8-Person Team Replicates GPT-4o in Six Months and Open Sources It
Discover How a Small European Team Created Moshi, a Multilingual, Real-Time AI Model
Recently, an open-source real-time multimodal model comparable to GPT-4o has gained popularity.
This open-source model, called Moshi, comes from a small French nonprofit AI research institution named Kyutai, consisting of only 8 people. Moshi can listen, speak, and see.
Moshi was released for free, and even the father of PyTorch congratulated the team, revealing that the members were his former colleagues from FAIR.
Turing Award winner Yann LeCun shared that "Moshi can understand English with a French accent." The team reportedly developed this model in just six months.
Moshi seems to respond faster than humans, often answering questions before they're fully asked.
For instance, when someone said, "I'm planning to climb Mount Everest next month, and I'm wondering...", Moshi interrupted with, "That's amazing!
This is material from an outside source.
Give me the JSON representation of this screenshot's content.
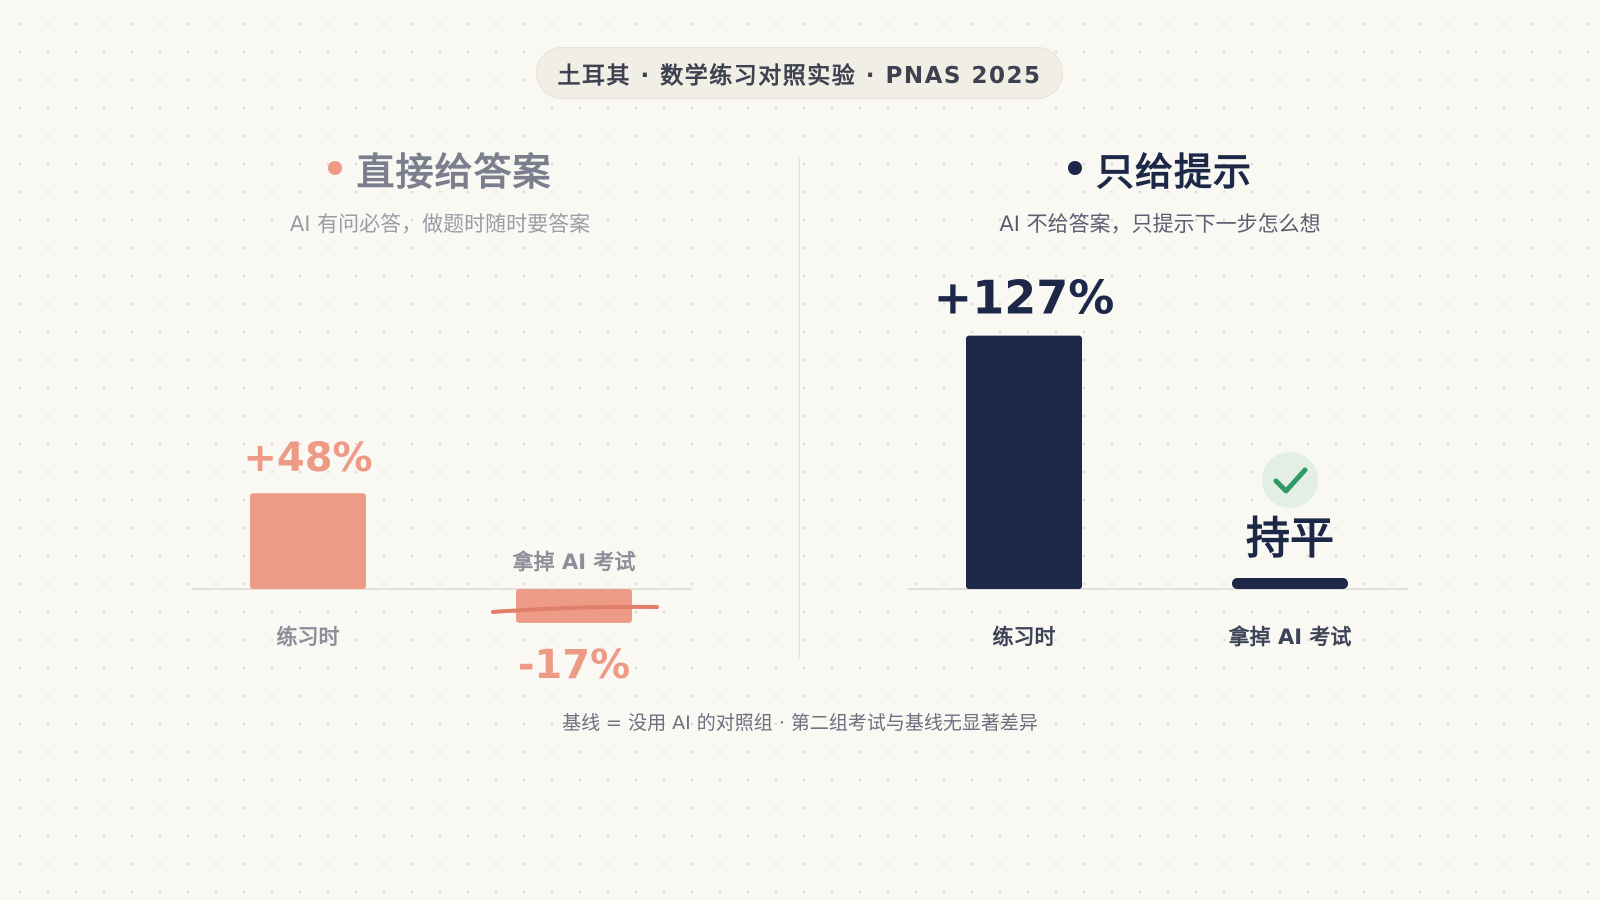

What gear do you need?" The person then asked, "That's exactly what I wanted to discuss. What do you think I need to bring?" Moshi provided professional advice on climbing equipment and addressed safety concerns.
Moshi also cracked jokes: "You definitely don't want to climb in sandals."
The research team showcased Moshi's ability to express and understand emotions using various speaking styles. For example, they had Moshi read a poem with a French accent.
When the poem turned out to be too long, the researchers interrupted Moshi, and it immediately stopped reciting.